GE HealthCare has announced that the US Food and Drug Administration (FDA) has granted approval of Flyrcado (flurpiridaz F 18) injection, a positron emission tomography myocardial perfusion imaging (PET MPI) agent, for the detection of coronary artery disease (CAD).
Indicated for patients with known or suspected CAD, Flyrcado delivers higher diagnostic efficacy compared to single-photon emission computed tomography (SPECT) MPI, the predominant procedure used in nuclear cardiology today, GE HealthCare says in a press release.
Flyrcado, which can be manufactured in an offsite pharmacy and delivered as a ready-to-use unit dose, has the potential to expand clinician and patient access to PET MPI, including improving diagnostic accuracy in difficult-to-image patients such as those with a high body mass index (BMI) and women, the company’s press release adds.
With a half-life of 109-minutes—significantly longer than existing PET MPI tracers—Flyrcado removes the need for on-site tracer production and generator maintenance and enables distribution to a wide network of hospitals and imaging centres.
This longer half-life also means Flyrcado brings the first practical opportunity to combine exercise stress testing with cardiac PET imaging for CAD, enabling the most robust protocol for evaluating ischaemia in patients, the company states. Furthermore, clinicians would have the ability to rescan a patient during the same imaging session in the event of technical difficulties, rather than rescheduling an additional scan.
Jamshid Maddahi, principal investigator of the Flyrcado clinical trials, clinical professor of medicine (cardiology) and molecular and medical pharmacology (nuclear medicine) at UCLA School of Medicine (Los Angeles, USA) and director of the Biomedical Imaging Institute, said: “Flyrcado is the most exciting development in the field of nuclear cardiology over the past few decades. Although PET MPI as a modality enables high diagnostic accuracy as compared to SPECT MPI2, only a minority of annual PET scans in the USA are PET MPI because of limited access to the currently available PET tracers—which may be addressed with the introduction of Flyrcado.
“I am excited for this new radiotracer and its potential impact, as a game changer, for diagnosing the disease with the highest mortality rate in the world.”
Mouaz Al-Mallah, immediate Past President of the American Society of Nuclear Cardiology (ASNC) and Director of Cardiac PET at Houston Methodist Hospital (Houston, USA), said: “Given the desirable properties of flurpiridaz F 18, both in terms of myocardial uptake and fluorine-18 imaging characteristics, Flyrcado represents a favourable combination of imaging agent pharmacology and convenience to imaging institutions and patients.
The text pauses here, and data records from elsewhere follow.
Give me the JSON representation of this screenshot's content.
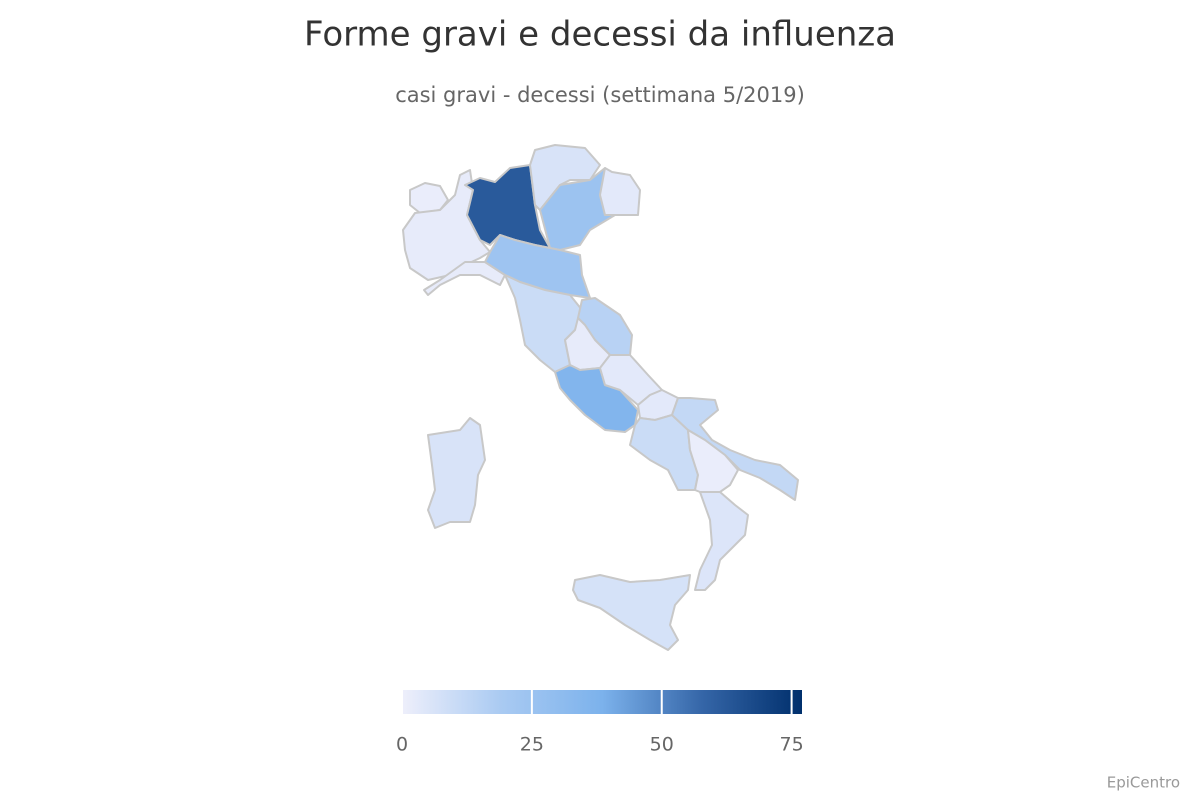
{
  "chart_data": {
    "type": "map",
    "title": "Forme gravi e decessi da influenza",
    "subtitle": "casi gravi - decessi (settimana 5/2019)",
    "values": [
      1,
      2,
      2,
      62,
      6,
      25,
      3,
      24,
      10,
      15,
      2,
      36,
      3,
      3,
      10,
      12,
      1,
      5,
      7,
      6
    ],
    "colors": [
      "#eeeffb",
      "#a9caf2",
      "#7cb2ec",
      "#3566a8",
      "#002f6c"
    ],
    "clim": [
      0,
      77
    ],
    "cticks": [
      0,
      25,
      50,
      75
    ],
    "credits": "EpiCentro"
  }
}
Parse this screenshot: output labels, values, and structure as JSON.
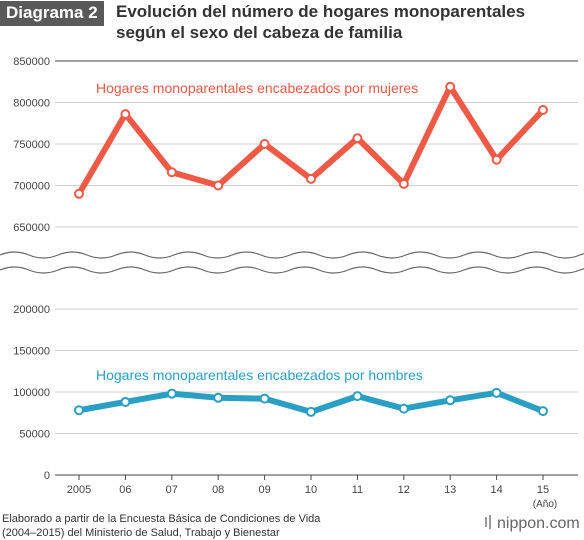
{
  "header": {
    "badge": "Diagrama 2",
    "title_line1": "Evolución del número de hogares monoparentales",
    "title_line2": "según el sexo del cabeza de familia"
  },
  "chart_data": {
    "type": "line",
    "categories": [
      "2005",
      "06",
      "07",
      "08",
      "09",
      "10",
      "11",
      "12",
      "13",
      "14",
      "15"
    ],
    "x_unit": "(Año)",
    "y_upper_ticks": [
      "850000",
      "800000",
      "750000",
      "700000",
      "650000"
    ],
    "y_lower_ticks": [
      "200000",
      "150000",
      "100000",
      "50000",
      "0"
    ],
    "y_upper_range": [
      650000,
      850000
    ],
    "y_lower_range": [
      0,
      200000
    ],
    "axis_break": true,
    "grid": true,
    "series": [
      {
        "name": "Hogares monoparentales encabezados por mujeres",
        "color": "#ee5a45",
        "values": [
          690000,
          786000,
          716000,
          700000,
          750000,
          708000,
          757000,
          702000,
          819000,
          731000,
          791000
        ]
      },
      {
        "name": "Hogares monoparentales encabezados por hombres",
        "color": "#2a9ec3",
        "values": [
          78000,
          88000,
          98000,
          93000,
          92000,
          76000,
          95000,
          80000,
          90000,
          99000,
          77000
        ]
      }
    ]
  },
  "footer": {
    "line1": "Elaborado a partir de la Encuesta Básica de Condiciones de Vida",
    "line2": "(2004–2015) del Ministerio de Salud, Trabajo y Bienestar"
  },
  "logo": {
    "text": "nippon.com"
  }
}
There are new frontiers for cardiac PET that this tracer can achieve; it can be ordered as a unit dose, and it offers the flexibility to perform exercise stress testing. We expect new imaging centres to be able to offer cardiac PET to their patients, making it more convenient to access PET MPI and providing a meaningful impact for clinicians and their patients.”
Kevin O’Neill, CEO of the Pharmaceutical Diagnostics (PDx) segment of GE HealthCare, said: “As the first and only FDA-approved F 18 PET MPI radiotracer for CAD detection, Flyrcado can make a real difference to clinicians and their patients. This is another example of GE HealthCare’s commitment to innovating and investing to shape the future of molecular imaging, increasing diagnostic confidence and addressing unmet patient needs.”
Flyrcado will be available in initial US markets in early 2025 with expanding availability thereafter.